A zigbee gateway is a different thing and it’s like a router for zigbee devices but zigbee2mqtt cannot talk to these. It can only talk through adapter/bridge, is this correct?
Are these adapters all USB based or are there any standalone that works over wifi ?
Gateway, adaptor, coordinator, these are all the same thing. The device that interfaces zigbee devices to z2m.
Routing devices (generally mains powered) can extend your zigbee network mesh by communicating with each other and the coordinator. Having a lot of routing devices makes for a robust mesh network.
End devices (generally battery powered) need to connect to a routing device or directly to the coordinator.
I don’t know of any wifi devices but there are PoE network devices. e.g. https://tubeszb.com/ (I can recommend these highly). Handy for positioning your coordinator centrally in your house in a favourable location away from interference and shielding metal.
Tubes does ship internationally. It the coordinator you want is out of stock, jump on the waiting list. Usually it’s only a day or two before you can order. It’s a small operation and they are made to order.
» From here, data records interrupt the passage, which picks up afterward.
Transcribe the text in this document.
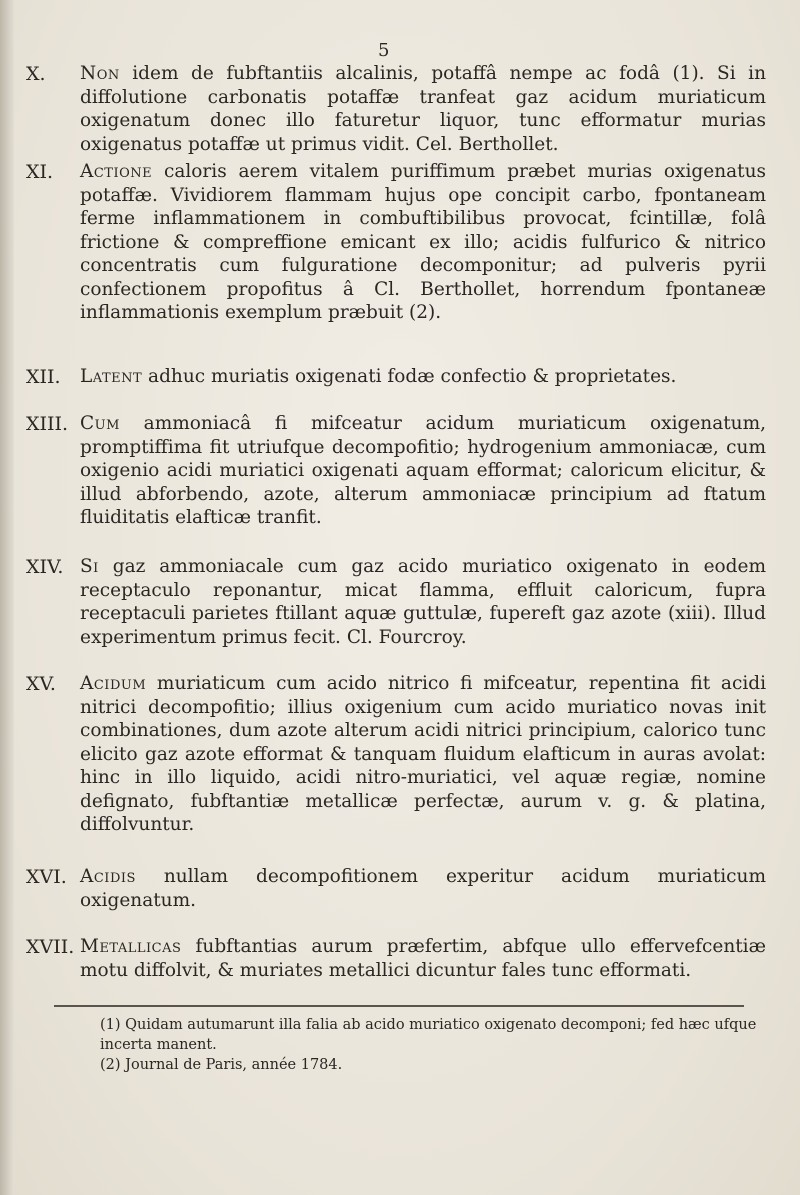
5
X.	Non idem de fubftantiis alcalinis, potaffâ nempe ac fodâ (1). Si in diffolutione carbonatis potaffæ tranfeat gaz acidum muriaticum oxigenatum donec illo faturetur liquor, tunc efformatur murias oxigenatus potaffæ ut primus vidit. Cel. Berthollet.
XI.	Actione caloris aerem vitalem puriffimum præbet murias oxigenatus potaffæ. Vividiorem flammam hujus ope concipit carbo, fpontaneam ferme inflammationem in combuftibilibus provocat, fcintillæ, folâ frictione & compreffione emicant ex illo; acidis fulfurico & nitrico concentratis cum fulguratione decomponitur; ad pulveris pyrii confectionem propofitus â Cl. Berthollet, horrendum fpontaneæ inflammationis exemplum præbuit (2).
XII.	Latent adhuc muriatis oxigenati fodæ confectio & proprietates.
XIII. Cum ammoniacâ fi mifceatur acidum muriaticum oxigenatum, promptiffima fit utriufque decompofitio; hydrogenium ammoniacæ, cum oxigenio acidi muriatici oxigenati aquam efformat; caloricum elicitur, & illud abforbendo, azote, alterum ammoniacæ principium ad ftatum fluiditatis elafticæ tranfit.
XIV. Si gaz ammoniacale cum gaz acido muriatico oxigenato in eodem receptaculo reponantur, micat flamma, effluit caloricum, fupra receptaculi parietes ftillant aquæ guttulæ, fupereft gaz azote (xiii). Illud experimentum primus fecit. Cl. Fourcroy.
XV.	Acidum muriaticum cum acido nitrico fi mifceatur, repentina fit acidi nitrici decompofitio; illius oxigenium cum acido muriatico novas init combinationes, dum azote alterum acidi nitrici principium, calorico tunc elicito gaz azote efformat & tanquam fluidum elafticum in auras avolat: hinc in illo liquido, acidi nitro-muriatici, vel aquæ regiæ, nomine defignato, fubftantiæ metallicæ perfectæ, aurum v. g. & platina, diffolvuntur.
XVI. Acidis nullam decompofitionem experitur acidum muriaticum oxigenatum.
XVII. Metallicas fubftantias aurum præfertim, abfque ullo effervefcentiæ motu diffolvit, & muriates metallici dicuntur fales tunc efformati.

(1) Quidam autumarunt illa falia ab acido muriatico oxigenato decomponi; fed hæc ufque incerta manent.

(2) Journal de Paris, année 1784.
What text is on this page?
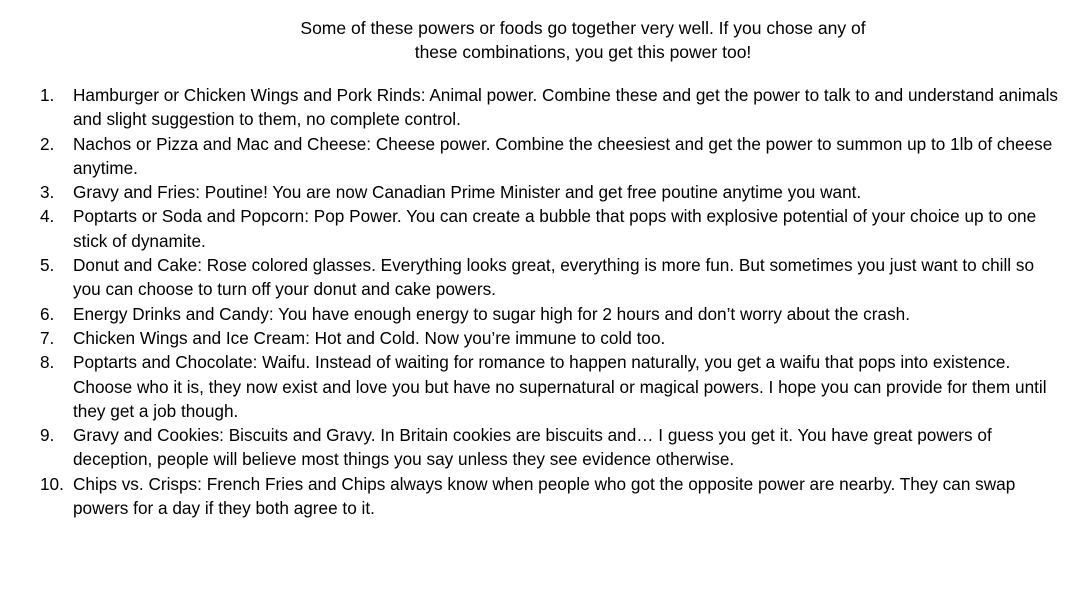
Some of these powers or foods go together very well. If you chose any of
these combinations, you get this power too!
1. Hamburger or Chicken Wings and Pork Rinds: Animal power. Combine these and get the power to talk to and understand animals and slight suggestion to them, no complete control.
2. Nachos or Pizza and Mac and Cheese: Cheese power. Combine the cheesiest and get the power to summon up to 1lb of cheese anytime.
3. Gravy and Fries: Poutine! You are now Canadian Prime Minister and get free poutine anytime you want.
4. Poptarts or Soda and Popcorn: Pop Power. You can create a bubble that pops with explosive potential of your choice up to one stick of dynamite.
5. Donut and Cake: Rose colored glasses. Everything looks great, everything is more fun. But sometimes you just want to chill so you can choose to turn off your donut and cake powers.
6. Energy Drinks and Candy: You have enough energy to sugar high for 2 hours and don’t worry about the crash.
7. Chicken Wings and Ice Cream: Hot and Cold. Now you’re immune to cold too.
8. Poptarts and Chocolate: Waifu. Instead of waiting for romance to happen naturally, you get a waifu that pops into existence. Choose who it is, they now exist and love you but have no supernatural or magical powers. I hope you can provide for them until they get a job though.
9. Gravy and Cookies: Biscuits and Gravy. In Britain cookies are biscuits and… I guess you get it. You have great powers of deception, people will believe most things you say unless they see evidence otherwise.
10. Chips vs. Crisps: French Fries and Chips always know when people who got the opposite power are nearby. They can swap powers for a day if they both agree to it.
So in case you buy in europe (and don’t import from overseas) you have all legally binding warranties that by law apply. In the EU that mostly means a vendor needs to grand warranty for hardware even when the owner changes/alters the software. Obviously if a hardware failure is directly caused by the modified software and the vendor can proof that () no reimbursement applies.
I’ve read that article twice, and that directive doesn’t mean what you think it means.
The mention of software is a reference to software blocking, where the software will detect that a piece of hardware has been replaced and throw an error.
A broad example of this is printers (HP) which will not print if the ink cartridge is a third-party one. A more specific example is some iphones will not let you replace the screen yourself (even if you’re using an original part) - you get a permanent notification and features like auto brightness are disabled unless you take it to their repair centre.
Flashing your own firmware or software is definitely not covered by this, and will never be.
The scope of this legislation only applies to some appliances and a smaller subset of electronic products (TVs, phones, tablets & servers).
You could try to argue that a PC might be considered a server, given it’s suspiciously missing from that list. However I doubt you’d manage to convince anyone how an IOT product (even a zigbee bridge) could be considered as being in scope.
Scroll down to the last paragraph of the analysis (Notes section 7) and it says specifically that home automation products are not covered by this.
Just because the directive was adopted doesn’t mean it is in effect. Individual countries have up to 2 years to transpose this into their own laws. This means that anything you currently own and anything you buy up to the next couple of years will not be covered.